Bardibule estime la musculature de la bête, ses crocs pointus, et trouve l’argument du pedigree divin plutôt solide. Il poursuit :
“-Ma foi. Avoir pour aïeuls Ourabos et Nourflak, ça n’est pas rien. Tu me vois là impressionné. Entendu, négocions. Quelles sont tes conditions ?
-Récupère la propriétaire de l’orifice que tu convoites. Tant pis, je sauterai un repas. Un régime me sera bénéfique. En échange, répand la nouvelle dans l’Empire...Tu as vécu parmi les végans, ce sont des gens charmants. La parole d’un Chevaucheur Cosmique...ça va me ramener des disciples en quantité.
-Ainsi soit-il. Je ferai ainsi qu’il est dit par moi que je le ferai, car ce qui est dit sera fait selon les principes d’équité, de loyauté, de justice et…
-Entendu. Epargne moi ton lyrisme. Prépare toi, je te l’envoie. Par contre, quitte au plus vite les lieux. Personne ne doit connaître la véritable nature de la Béance Ultime.”
Là-dessus, d’un puissant geste, l’ogre-cyclope balance la jeune fille. Elle fend l’air et s’écrase au pied de Bardibule. Et, miracle ! C’est la princesse Poulbardine !
Vite ! Vite ! Ils prennent la fuite. Traversent de nuit les marécages, aidés par les gnomes à qui la princesse donne ses colifichets en or, en guise de paiement.
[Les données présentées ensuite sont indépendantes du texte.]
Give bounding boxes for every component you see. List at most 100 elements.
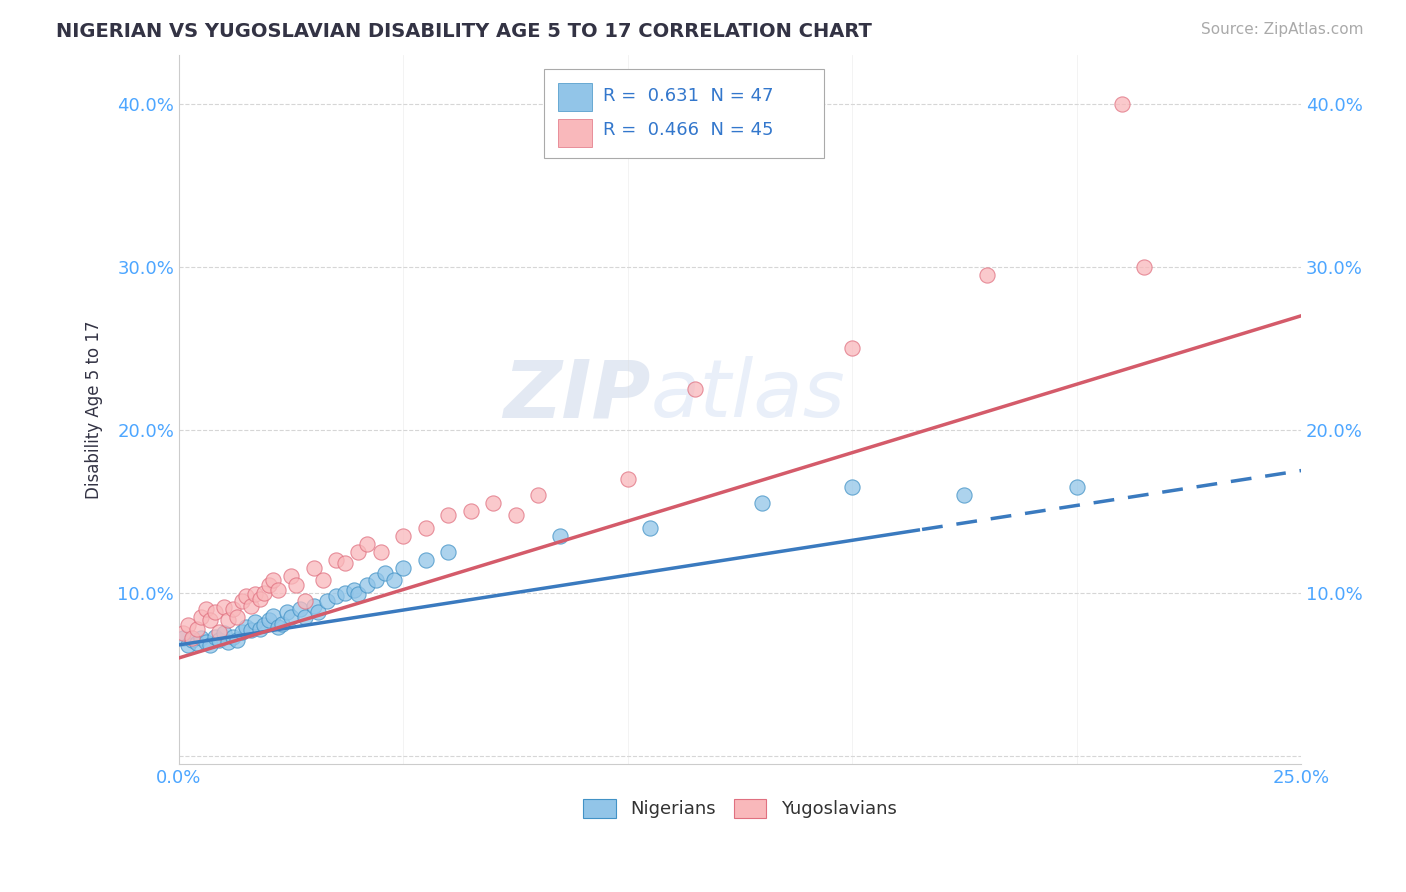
Point — [235, 589, 257, 603]
Point — [1133, 260, 1156, 274]
Point — [347, 545, 370, 559]
Point — [245, 587, 267, 601]
Point — [253, 618, 276, 632]
FancyBboxPatch shape — [544, 70, 824, 158]
Point — [366, 573, 388, 587]
Point — [288, 602, 311, 616]
Point — [204, 605, 226, 619]
Point — [190, 610, 212, 624]
Point — [172, 632, 194, 646]
Point — [841, 342, 863, 356]
Point — [392, 529, 415, 543]
Point — [239, 599, 262, 613]
Point — [181, 632, 204, 646]
Point — [333, 557, 356, 571]
Point — [302, 599, 325, 613]
Point — [976, 268, 998, 282]
Point — [683, 382, 706, 396]
Point — [231, 594, 253, 608]
Point — [190, 632, 212, 646]
Point — [356, 577, 378, 591]
Point — [231, 624, 253, 639]
Point — [172, 626, 194, 640]
Text: ZIP: ZIP — [503, 356, 650, 434]
Point — [437, 508, 460, 522]
Point — [343, 582, 366, 597]
Point — [217, 634, 239, 648]
Point — [212, 626, 235, 640]
Point — [374, 566, 396, 581]
Point — [194, 634, 217, 648]
Point — [333, 586, 356, 600]
Point — [262, 573, 284, 587]
Point — [617, 472, 640, 486]
Point — [392, 561, 415, 575]
Point — [370, 545, 392, 559]
Point — [550, 529, 572, 543]
Point — [280, 610, 302, 624]
Point — [294, 610, 316, 624]
Point — [316, 594, 339, 608]
Point — [186, 636, 208, 650]
Point — [271, 616, 294, 631]
Point — [751, 496, 773, 510]
Point — [177, 618, 200, 632]
Point — [226, 610, 249, 624]
Point — [181, 632, 204, 647]
Text: R =  0.466  N = 45: R = 0.466 N = 45 — [603, 121, 773, 139]
Point — [347, 587, 370, 601]
Point — [266, 582, 288, 597]
Point — [186, 622, 208, 636]
Text: NIGERIAN VS YUGOSLAVIAN DISABILITY AGE 5 TO 17 CORRELATION CHART: NIGERIAN VS YUGOSLAVIAN DISABILITY AGE 5… — [56, 22, 872, 41]
Point — [302, 561, 325, 575]
Text: Source: ZipAtlas.com: Source: ZipAtlas.com — [1201, 22, 1364, 37]
Point — [505, 508, 527, 522]
Point — [208, 632, 231, 647]
Point — [200, 614, 222, 628]
Point — [953, 488, 976, 502]
Text: R =  0.631  N = 47: R = 0.631 N = 47 — [603, 87, 773, 105]
Point — [284, 577, 307, 591]
Point — [222, 630, 245, 644]
Y-axis label: Disability Age 5 to 17: Disability Age 5 to 17 — [86, 320, 103, 499]
Point — [527, 488, 550, 502]
Point — [226, 632, 249, 647]
Point — [194, 602, 217, 616]
Bar — [558, 119, 592, 147]
Point — [384, 573, 406, 587]
Point — [222, 602, 245, 616]
Point — [262, 608, 284, 623]
Point — [212, 600, 235, 615]
Point — [257, 577, 280, 591]
Point — [245, 615, 267, 629]
Point — [415, 520, 437, 534]
Point — [280, 569, 302, 583]
Point — [325, 589, 347, 603]
Point — [204, 630, 226, 644]
Point — [356, 537, 378, 551]
Point — [208, 624, 231, 639]
Point — [200, 638, 222, 652]
Point — [437, 545, 460, 559]
Point — [307, 605, 329, 619]
Point — [253, 586, 276, 600]
Point — [311, 573, 333, 587]
Point — [415, 553, 437, 567]
Point — [276, 605, 298, 619]
Point — [460, 504, 482, 518]
Bar — [558, 83, 592, 112]
Point — [294, 594, 316, 608]
Point — [257, 614, 280, 628]
Legend: Nigerians, Yugoslavians: Nigerians, Yugoslavians — [576, 792, 904, 826]
Point — [841, 480, 863, 494]
Text: atlas: atlas — [650, 356, 845, 434]
Point — [325, 553, 347, 567]
Point — [235, 620, 257, 634]
Point — [249, 622, 271, 636]
Point — [239, 624, 262, 638]
Point — [638, 520, 661, 534]
Point — [217, 614, 239, 628]
Point — [177, 638, 200, 652]
Point — [249, 592, 271, 607]
Point — [1066, 480, 1088, 494]
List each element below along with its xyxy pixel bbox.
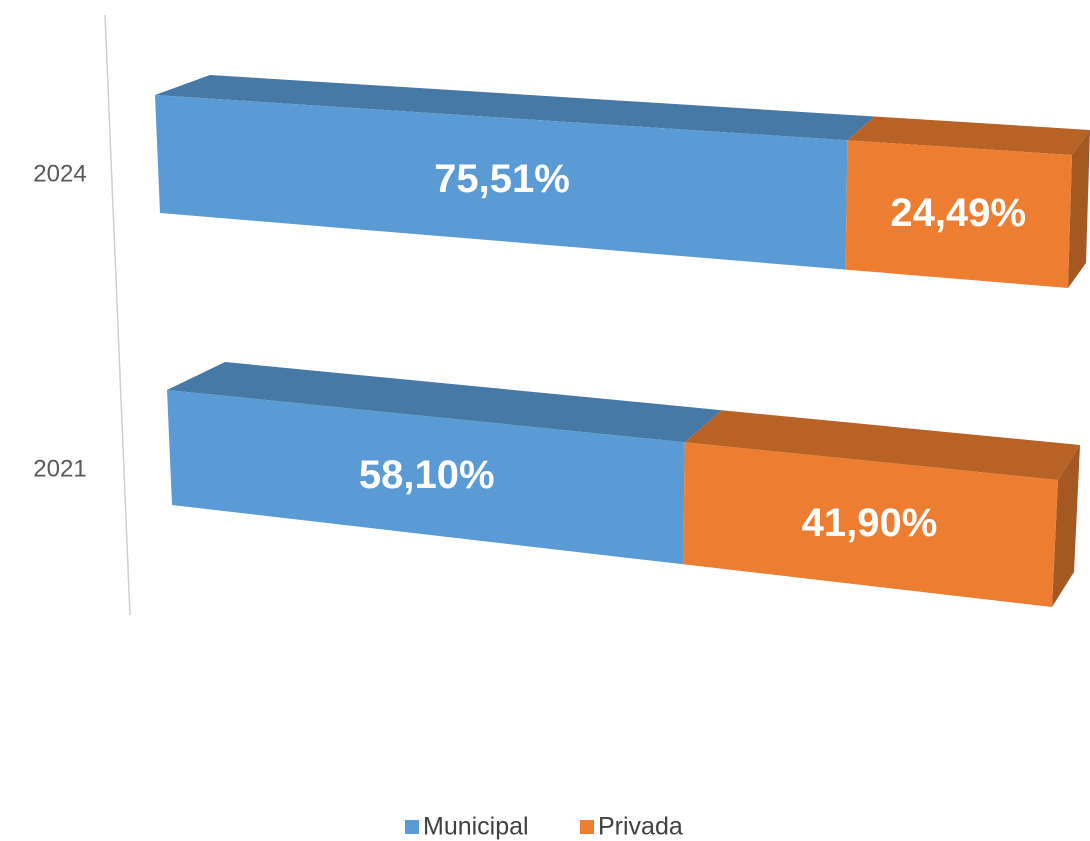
legend-label: Municipal	[423, 813, 529, 841]
bar-top	[155, 75, 875, 141]
data-label: 75,51%	[434, 157, 570, 201]
bar-top	[167, 362, 722, 443]
legend-swatch	[405, 820, 419, 834]
data-label: 24,49%	[890, 191, 1026, 235]
bar	[167, 390, 685, 565]
bar-side	[1052, 445, 1080, 607]
data-label: 41,90%	[802, 501, 938, 545]
bar	[845, 140, 1072, 288]
legend-swatch	[580, 820, 594, 834]
bar	[155, 95, 848, 270]
bar-side	[1068, 130, 1090, 288]
data-label: 58,10%	[359, 453, 495, 497]
category-label: 2024	[33, 160, 86, 187]
bar-top	[684, 410, 1080, 480]
legend-label: Privada	[598, 813, 683, 841]
bar	[683, 442, 1058, 607]
category-label: 2021	[33, 455, 86, 482]
category-axis	[104, 14, 131, 616]
bar-top	[847, 116, 1090, 155]
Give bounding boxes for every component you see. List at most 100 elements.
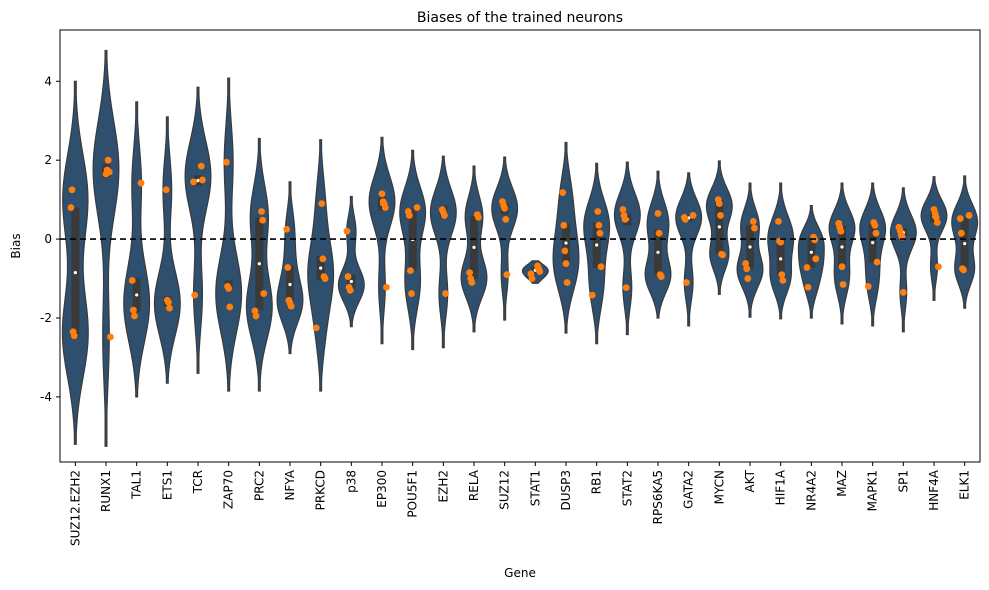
- data-point: [689, 212, 697, 219]
- violin-group: [521, 260, 549, 284]
- data-point: [128, 277, 136, 284]
- x-tick-label: p38: [344, 470, 358, 493]
- data-point: [596, 229, 604, 237]
- data-point: [191, 291, 199, 299]
- x-tick-label: SUZ12: [498, 470, 512, 510]
- data-point: [162, 186, 170, 194]
- data-point: [318, 200, 326, 207]
- x-tick-label: MAZ: [835, 470, 849, 497]
- data-point: [715, 200, 723, 207]
- violin-body: [184, 86, 212, 374]
- data-point: [408, 290, 415, 297]
- data-point: [899, 288, 907, 296]
- data-point: [775, 217, 782, 225]
- y-axis-label: Bias: [9, 233, 23, 258]
- x-tick-label: EP300: [375, 470, 389, 508]
- data-point: [405, 212, 413, 219]
- violin-median: [319, 266, 323, 270]
- data-point: [933, 219, 941, 226]
- violin-group: [767, 182, 795, 320]
- x-axis-label: Gene: [504, 566, 536, 580]
- violin-group: [368, 136, 396, 345]
- y-tick-label: -4: [40, 390, 52, 404]
- violin-median: [748, 245, 752, 249]
- data-point: [466, 269, 473, 277]
- data-point: [226, 303, 234, 311]
- x-tick-label: DUSP3: [559, 470, 573, 511]
- violin-group: [583, 162, 611, 345]
- data-point: [597, 263, 605, 271]
- data-point: [839, 281, 847, 288]
- data-point: [223, 158, 230, 166]
- data-point: [812, 255, 820, 263]
- violin-median: [73, 271, 77, 275]
- data-point: [287, 302, 295, 310]
- data-point: [594, 208, 602, 215]
- y-tick-label: -2: [40, 311, 52, 325]
- data-point: [131, 312, 138, 320]
- data-point: [166, 304, 173, 312]
- data-point: [107, 333, 114, 341]
- y-axis: -4 -2 0 2 4: [40, 74, 60, 404]
- data-point: [503, 271, 511, 279]
- data-point: [778, 271, 786, 279]
- violin-group: [399, 149, 427, 351]
- data-point: [319, 255, 327, 263]
- data-point: [559, 189, 567, 196]
- x-tick-label: RB1: [590, 470, 604, 494]
- x-tick-label: HIF1A: [774, 469, 788, 505]
- chart-title: Biases of the trained neurons: [417, 10, 623, 26]
- data-point: [468, 279, 476, 286]
- data-point: [260, 290, 268, 297]
- data-point: [803, 264, 811, 271]
- data-point: [383, 283, 390, 291]
- violin-median: [257, 262, 261, 266]
- data-point: [871, 221, 879, 229]
- data-point: [284, 264, 292, 271]
- data-point: [588, 291, 596, 299]
- violin-group: [951, 175, 979, 309]
- violin-group: [613, 161, 641, 336]
- x-tick-label: RUNX1: [99, 470, 113, 512]
- x-axis: SUZ12.EZH2 RUNX1 TAL1 ETS1 TCR ZAP70 PRC2 NFYA P…: [68, 462, 972, 546]
- violin-body: [123, 101, 151, 398]
- data-point: [561, 247, 569, 255]
- violin-group: [153, 116, 181, 384]
- data-point: [378, 190, 386, 198]
- data-point: [381, 204, 389, 211]
- x-tick-label: ELK1: [958, 470, 972, 500]
- data-point: [743, 265, 751, 273]
- data-point: [528, 275, 536, 282]
- data-point: [864, 283, 872, 290]
- plot-area: [60, 49, 980, 447]
- x-tick-label: PRKCD: [314, 470, 328, 510]
- violin-median: [656, 250, 660, 254]
- violin-group: [460, 165, 488, 333]
- data-point: [873, 258, 881, 266]
- x-tick-label: STAT1: [528, 470, 542, 506]
- data-point: [619, 206, 627, 213]
- data-point: [259, 216, 267, 224]
- violin-body: [613, 161, 641, 336]
- x-tick-label: NFYA: [283, 469, 297, 500]
- data-point: [960, 266, 967, 274]
- data-point: [137, 179, 145, 187]
- data-point: [560, 221, 568, 229]
- violin-group: [429, 155, 457, 349]
- violin-group: [92, 49, 120, 447]
- violin-group: [337, 195, 365, 328]
- data-point: [838, 263, 846, 271]
- x-tick-label: AKT: [743, 469, 757, 492]
- plot-frame: [59, 29, 981, 463]
- y-tick-label: 4: [44, 74, 52, 88]
- data-point: [321, 275, 329, 282]
- data-point: [965, 212, 973, 219]
- x-tick-label: EZH2: [436, 470, 450, 502]
- violin-group: [644, 170, 672, 319]
- data-point: [622, 284, 630, 292]
- data-point: [312, 324, 320, 332]
- data-point: [719, 251, 727, 259]
- violin-median: [564, 241, 568, 245]
- violin-body: [153, 116, 181, 384]
- data-point: [872, 229, 880, 237]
Et au petit matin, les voici aux portes du palais. On vient à peine de décapiter le Candélabre, et sa tête encore fraîche trône au milieu de la cour intérieure, où Bardibule et Poulbardine patientent. A peine ont-ils eu le temps de faire connaissance. Ils profitent de cette accalmie :
“-Dites moi, Princesse. Pourquoi avoir rejoint cette secte ? Aimez-vous tant les concombres et mâcher de l’herbe ?
-Oh non, pas tout à fait. Simplement je voulais me distinguer, et irriter mon père l’Empereur. J’ai failli finir dans l’estomac d’un ogre...Merci à vous, chevalier !
-Allons, allons, je n’ai fait que mon devoir. L’important est de respecter notre parole. Raconter combien la secte végane est un lieu sympathique. T’en sens tu capable ?
-Bien sûr. Et puis, j’adhère aux principes. Et je serai contente que plus de gens deviennent herbivores. Qu’un ogre mange un disciple de temps à autre...C’est un bon compromis.”
L’Empereur offrit sa fille en mariage au chevalier. Ils vécurent heureux et eurent beaucoup d’enfants. Et la secte végane connut une prospérité fulgurante, au profit de l’ogre-cyclope, peinard au fond de sa Béance Ultime, dans l’attente d’un bon repas crédule - et végan.